Título: Acesso a medicamentos divide ricos e pobres na OMS
Autor: Moreira, Assis
Fonte: Valor Econômico, 06/11/2007, Internacional, p. A13

Duas propostas para alterar as regras atuais sobre patentes provocam uma nova batalha diplomática na Organização Mundial de Saúde (OMS) esta semana. Uma propõe assegurar o lançamento de novos medicamentos, e outra quer que os existentes fiquem disponíveis a preços baixos nos países em desenvolvimento.

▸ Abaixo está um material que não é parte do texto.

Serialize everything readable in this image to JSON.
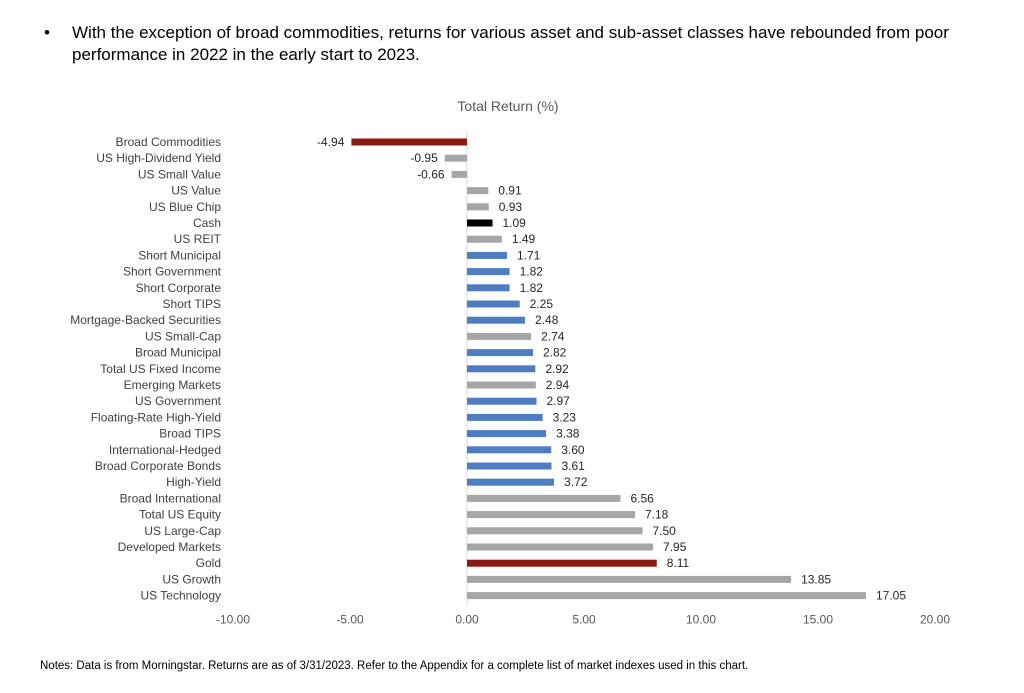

Uma coalizão de países em desenvolvimento, entre eles o Brasil, e organizações não governamentais defende um "pool de patentes" para combinar direitos de propriedade intelectual sobre remédios existentes, e um "prize fund", um fundo para premiar e estimular a descoberta de novos medicamentos para doenças ditas negligenciadas.

As duas iniciativas têm forte oposição de alguns países ricos e da indústria farmacêutica. E elas também causaram um racha entre os dois maiores países da América Latina. O México se distanciou da posição do Brasil e aliou-se aos EUA, alegando que tem compromissos no acordo comercial com Washington.

Pelas propostas, a indústria farmacêutica seria paga pela pesquisa e desenvolvimento, ao mesmo tempo em que autorizariam companhias de genéricos produzirem os remédios o mais barato e mais rápido, imediatamente após seu lançamento.

O objetivo é contrapor-se à abordagem convencional no desenvolvimento de medicamentos, que atualmente garante direitos exclusivos de venda por 20 anos para quem desenvolveu a droga e não estimula a pesquisa para combater doenças que afetam os países mais pobres.

A OMS colocou na mesa uma proposta alternativa para distribuição mais barata de remédios por meio de apoio a companhias de genéricos, a quebra de patentes através de flexibilidade nas regras da Organização Mundial de Comércio (OMC) e preços transparentes e baixos.

Em julho deste ano, o Brasil reuniu os países latino-americanos no Rio, e foi elaborado um outro texto, alternativo ao que a OMS discute, que incluiu os dois pontos especialmente questionados pela indústria.

Mas Santiago Alcazar, assessor especial do ministro brasileiro da Saúde, insistiu que o Brasil não pede alteração no sistema internacional de patentes, e sim que as flexibilidades já previstas em acordos internacionais possam de fato ser implementadas.

Já Washington favorece um texto explicitando direitos mais fortes de propriedade intelectual. A delegação americana indicou que o Brasil e outros latinos podem tornar "mais difícil e adiar significativamente" um plano de ação na OMS se quiserem usar o "texto do Rio" como base de negociação. Alcazar retrucou que teve conversa com os americanos e vê possibilidade de compromisso em vários pontos.

Por sua vez, Organizações não governamentais (ONGs) acusam o USTR, a representação comercial dos EUA, de intimidar países latino-americanos para que retirem o apoio ao "texto do Rio". Os EUA e a União Européia (UE) questionam uma expansão do papel da OMS para patentes e saúde.

Uma das flexibilidades nas regras da Organização Mundial do Comércio (OMC) permite aos países pobres quebrar patentes de remédios que não podem produzir, para combater crises de saúde pública. Mas os problemas são enormes. Primeiro, a pressão para não usarem o instrumento. E, segundo, a própria capacitação técnica para aplicarem a regra. "O Brasil tem posição construtiva", insistiu Alcazar.

ONGs consideram que a negociação tem potencial para alterar a maneira como a pesquisa médica é conduzida e assegurar que produtos necessários com urgência sejam desenvolvidos e acessíveis. Notam que somente 1% de 1.556 remédios desenvolvidos nos últimos 25 anos visou doenças negligenciadas e tuberculose, embora essas doenças representem 10% do total.

Para as ONGs, a negociação é a primeira chance para países começaram a construir um sistema para inovação médica e acesso a medicina que priorize as doenças negligenciadas pela indústria farmacêutica. A ONG Médicos Sem Fronteiras estima em US$ 600 bilhões o mercado farmacêutico mundial e nota que a falta de recursos para pesquisa e investimentos em tuberculose é calculado em US$ 950 milhões por ano.